Os britânicos retiraram-se do subcontinente indiano em 1947, antes que se tornasse patente sua incapacidade para controlá-lo, e sem a menor resistência. Gandhi teve um êxito muito acima do esperado e, do temido, no entanto, como ele próprio reconheceu no fim da vida: fracassei em meu esforço fundamental, disse ele, antes de ser assassinado por um militante de tradição tilakiana de exclusivismo hindu. No fim, a Índia ‘livre’ seria governada por aqueles que não se voltaram para uma ressurreição da Índia dos tempos antigos. Partha Chatterjee afirmou, em “Nacionalist Though and the Colonial World: a Derivative Discourse?”, que a libertação nacional e a soberania nacional contribuem para a organização e o funcionamento de uma hierarquia capitalista global: o Estado nacional segue a fim de encontrar um lugar para a nação sob a ordem global do capital, enquanto se empenha em manter em suspenso as contradições entre o capital e o povo. Segundo Chatterjee, grande parte do pensamento nacionalista na Índia dependeu da realidade colonial, seja para opor-se a ele, seja para afirmar uma consciência patriótica. O marco radical do nacionalismo foi, para ele, alcançado na total oposição de Mahatma Gandhi à civilização ocidental, enquanto a façanha de Jawaharlal Nehru foi tomar a nação indiana e depositá-la inteiramente nos marcos do Estado, uma vez libertados da modernidade por Gandhi. O novo Estado nacional foi estabelecido e governado, não por profetas e poetas rebeldes, mas, no caso da Índia, por Nehru, um estadista ‘pragmático e compenetrado’. Para Chatterjee, camponeses e pobres são muito bem comandados por paixões e não pela razão, isto é, podem ser mobilizados por poetas como Tagore e por presenças carismáticas como a de Gandhi; mas depois da independência toda essa gente foi absorvida por um Estado.

A Índia se sujeitou, por fim, a um processo racional baseado em normas externas, pela lógica do capitalismo mundial comandada pelos principais países industriais. Houve, sobretudo, uma Libertação Nacional conseguida à custa da sangrenta divisão da Índia num Paquistão muçulmano e numa Índia não religiosa, mas esmagadoramente hindu; que não fazia parte do plano dos governos imperiais nem nacionalistas indianos, muito menos dos movimentos muçulmanos.
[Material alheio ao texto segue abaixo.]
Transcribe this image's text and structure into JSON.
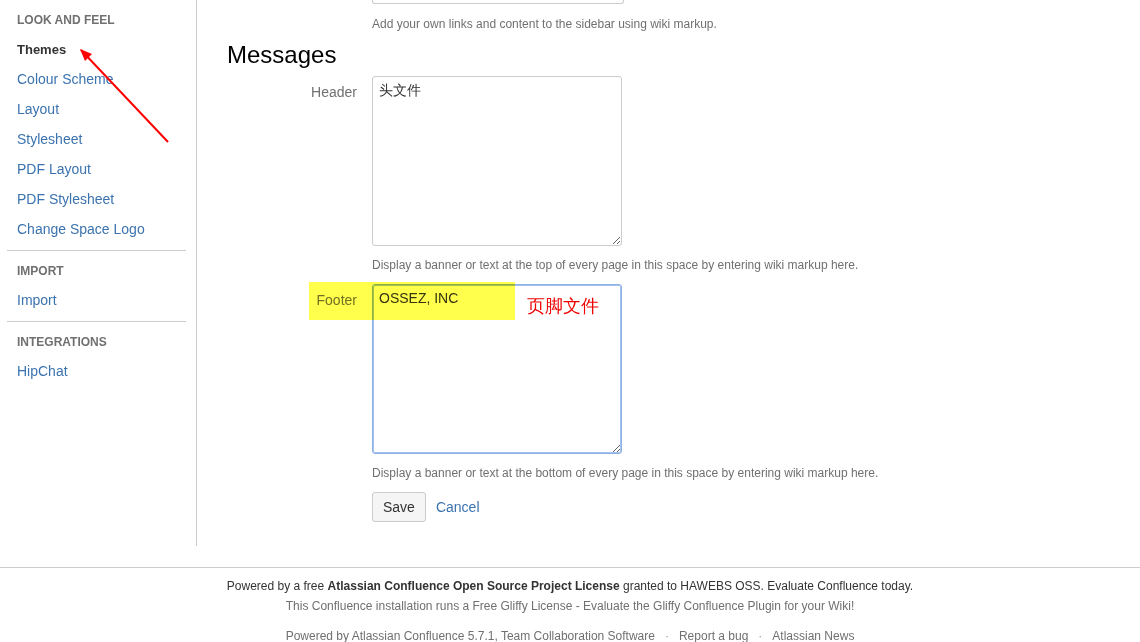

À custa de centenas de milhares de pessoas massacradas por adversários religiosos e outros milhões de habitantes expulsos de suas terras ancestrais para o que era agora um país estrangeiro. A guerra que dividiu a Índia em duas foi o último suspiro da exaustão do domínio britânico. O Paquistão e a Índia expandiram o raio de alcance de seus mísseis e, em algum ponto, é provável que também tenham capacidade de poder atingir alvos no Ocidente. Assusta-nos se a tradição antimodernista Tilak, representado pelo militante partido BJP, tem sido o grande foco de oposição popular? Em “The Colors of Violence: Cultural Identities, Religions and Conflicts” de Sudhir Kakar, a Índia tornou-se o lugar onde uma nova identidade hindu está sendo construída em resposta às tensões e alienações geradas pela modernização; ou a breve tentativa de Mahatma Gandhi, de um hinduísmo ao mesmo tempo popular e progressista, desapareceu de vista, ou ‘Deixe a Índia’?!